I see no reason why you could not tell her that praying mantis are a particually effective means of destroying of noxious wasps and the sort, there fore really she has no point on which to prevent you from sending your livestock.

Simple literaly speaking prying mantis destroy noxious pests such as wasps.

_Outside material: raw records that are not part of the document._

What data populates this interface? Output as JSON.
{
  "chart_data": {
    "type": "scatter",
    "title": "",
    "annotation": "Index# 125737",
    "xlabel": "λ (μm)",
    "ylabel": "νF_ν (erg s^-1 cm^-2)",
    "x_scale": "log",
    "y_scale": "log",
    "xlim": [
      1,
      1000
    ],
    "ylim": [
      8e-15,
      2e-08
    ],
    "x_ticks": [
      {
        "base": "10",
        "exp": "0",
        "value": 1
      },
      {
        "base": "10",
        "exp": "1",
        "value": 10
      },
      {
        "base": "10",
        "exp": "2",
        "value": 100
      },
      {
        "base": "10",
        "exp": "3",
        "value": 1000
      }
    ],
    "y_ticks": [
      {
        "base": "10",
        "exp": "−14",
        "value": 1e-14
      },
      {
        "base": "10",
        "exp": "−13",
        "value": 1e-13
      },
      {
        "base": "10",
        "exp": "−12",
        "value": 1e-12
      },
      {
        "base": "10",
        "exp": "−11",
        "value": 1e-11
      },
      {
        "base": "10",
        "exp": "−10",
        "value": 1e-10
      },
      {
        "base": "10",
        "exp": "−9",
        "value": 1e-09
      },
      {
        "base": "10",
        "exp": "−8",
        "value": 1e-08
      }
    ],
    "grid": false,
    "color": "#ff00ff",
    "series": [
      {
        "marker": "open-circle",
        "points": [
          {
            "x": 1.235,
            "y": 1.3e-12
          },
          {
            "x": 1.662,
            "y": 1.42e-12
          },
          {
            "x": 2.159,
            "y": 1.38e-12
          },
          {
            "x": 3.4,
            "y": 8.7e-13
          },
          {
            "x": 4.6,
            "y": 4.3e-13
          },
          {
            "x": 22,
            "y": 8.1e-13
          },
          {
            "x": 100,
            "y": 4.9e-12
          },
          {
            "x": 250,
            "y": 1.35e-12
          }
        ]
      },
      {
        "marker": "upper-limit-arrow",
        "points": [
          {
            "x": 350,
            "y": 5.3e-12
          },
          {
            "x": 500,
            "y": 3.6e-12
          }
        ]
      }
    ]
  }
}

If she requires an example of a way in which they can be used tell her some use praying mantis to comtrol the numbers of wasps in green houses.


----------



## infinity (Feb 3, 2006)

bit of flirting never hurt anyone! :wink:


----------



## Ian (Feb 3, 2006)

Yeah, im SO into like, 60 year olds...

And Jon, don't start this one again!


----------



## Chris Dickie (Feb 12, 2006)

If I remember right you are allowed to send feeder insects

However your average Royal Mail worker probably couldnt care less

I don't mark my parcels with anything except the address and only if exporting have I been asked anything and thats because there were forms to fill in


----------



## infinity (Feb 14, 2006)

Hey Ian, it's Valentines day! - Hope you didn't forget your lady at the post office!  :wink:


----------



## Ian (Feb 14, 2006)

Duh, would I?

Bought her some parcel tape, she bought me a book of first class stamps


----------



## Peloquin (Feb 18, 2006)

So any further outcome (on your sending parcels, not your affair with the postmistress)lol


----------



## Ian (Feb 18, 2006)

Yea...I'm using a different PO now, not writing live insects on the parcels, so all should be good  

Will be able to send out as usual this next week for those who are waiting with orders!

Cheers  

Ian


----------



## ellroy (Feb 18, 2006)

Hi,

I emailed Royal Mail specifically asking if it was ok to send mantis or ootheca in the post and they said no way to both! Well.....what they don't know won't hurt them! :twisted:

Alan


----------



## Ian (Feb 18, 2006)

Exactly!


----------